Sari Nusseibeh – again, on the two-state vs one-state solution

Former New York Times man Bernard Gwertzman, now a Consulting Editor with the Council on Foreign Relations in New York, has just published an interview with Sari Nusseibeh, President, Al-Quds University in Jerusalem — and a former Palestinian representative in Jerusalem — in which Nusseibeh has repeated again his support, and preference, for a two-state solution to the Israeli-Palestinian conflict.

Nusseibeh told Gwertzman: “I believe a two-state solution, if it’s realizable, is probably the best kind of option. It would involve compromises from both sides. The alternative is not really doable through negotiations. For example, if you think about a one-state solution, it’s not going to happen through negotiations because the majority of Israelis would probably be against it. And if you think of any other scenarios, again, you’ll find that most people will probably be against it. So we have a situation where if we are left without a two-state solution, then we’re going to be in for a long haul. I don’t want to overdramatize it, but it’s not going to be beautiful, or a good situation for either side”…

What does he mean by “in for a long haul”? Hasn’t it already been a long haul?

It seems what he means is, there needs to be a better occupation until the two populations can be separated…

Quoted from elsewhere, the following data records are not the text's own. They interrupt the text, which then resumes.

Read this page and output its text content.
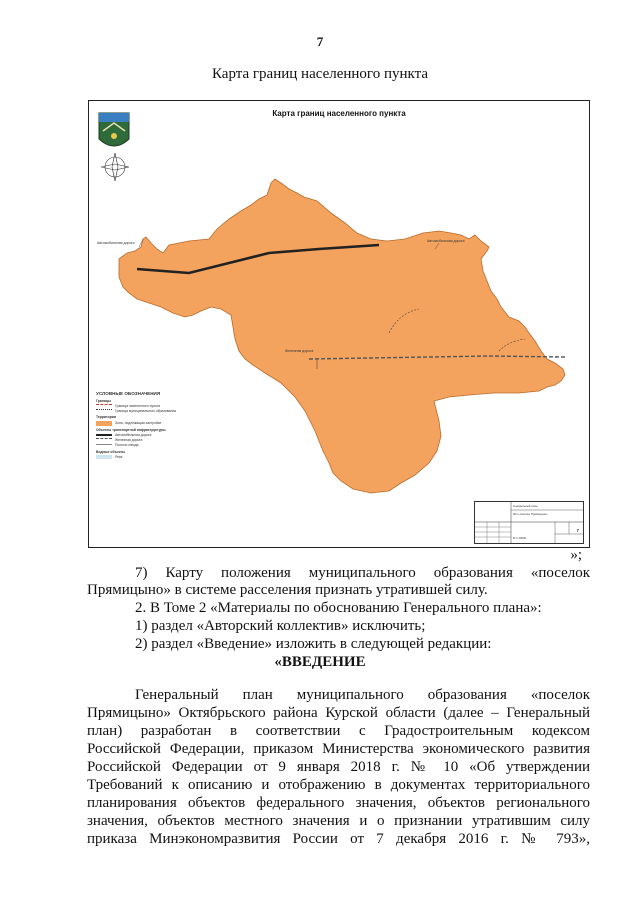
7
Карта границ населенного пункта
Карта границ населенного пункта
Автомобильная дорога	Автомобильная дорога
Железная дорога
УСЛОВНЫЕ ОБОЗНАЧЕНИЯ
Границы
Граница населенного пункта
Граница муниципального образования
Территории
Зона, подлежащая застройке
Объекты транспортной инфраструктуры
Автомобильная дорога
Железная дорога
Полоса отвода
Водные объекты
Река
Генеральный план
МО «поселок Прямицыно»
7
М 1:10000
»;

7) Карту положения муниципального образования «поселок

Прямицыно» в системе расселения признать утратившей силу.

2. В Томе 2 «Материалы по обоснованию Генерального плана»:

1) раздел «Авторский коллектив» исключить;

2) раздел «Введение» изложить в следующей редакции:

«ВВЕДЕНИЕ

Генеральный план муниципального образования «поселок

Прямицыно» Октябрьского района Курской области (далее – Генеральный

план) разработан в соответствии с Градостроительным кодексом

Российской Федерации, приказом Министерства экономического развития

Российской Федерации от 9 января 2018 г. № 10 «Об утверждении

Требований к описанию и отображению в документах территориального

планирования объектов федерального значения, объектов регионального

значения, объектов местного значения и о признании утратившим силу

приказа Минэкономразвития России от 7 декабря 2016 г. № 793»,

Continue reading Sari Nusseibeh – again, on the two-state vs one-state solution

Sari Nusseibeh: stop negotiations immediately – they have become useless

Lawrence of Cyberia has translated an interview with Palestinian intellectual and dormant politican Sari Nusseibeh, head of Al-Quds University (now cut off by The Wall) in East Jerusaelem, that was published on 17 January in French in Le Figaro newspaper.  Here are a few excerpts from the Lawrence of Cyberia blog:

Why have the Palestinians failed?

We failed, it is true, partly because of our inability to negotiate or to understand negotiating, and partly because of our corruption. Still worse, while playing politics, while running after a state, we allowed the living conditions of our people to deteriorate significantly. Twenty years ago, Palestinians in Gaza had no political rights, but they could travel to the West Bank, or even to Tel Aviv, to work there, go to the beach, to the restaurant. But we also failed because of the other party, which didn’t want to give us anything. Today, the Israeli dynamic goes against any concession. They no longer see the need for a compromise. The Israelis think more than ever in a Machiavellian way, believing that force is the only thing that matters, that it is the only guarantee of survival. Why would they be interested in negotiations?…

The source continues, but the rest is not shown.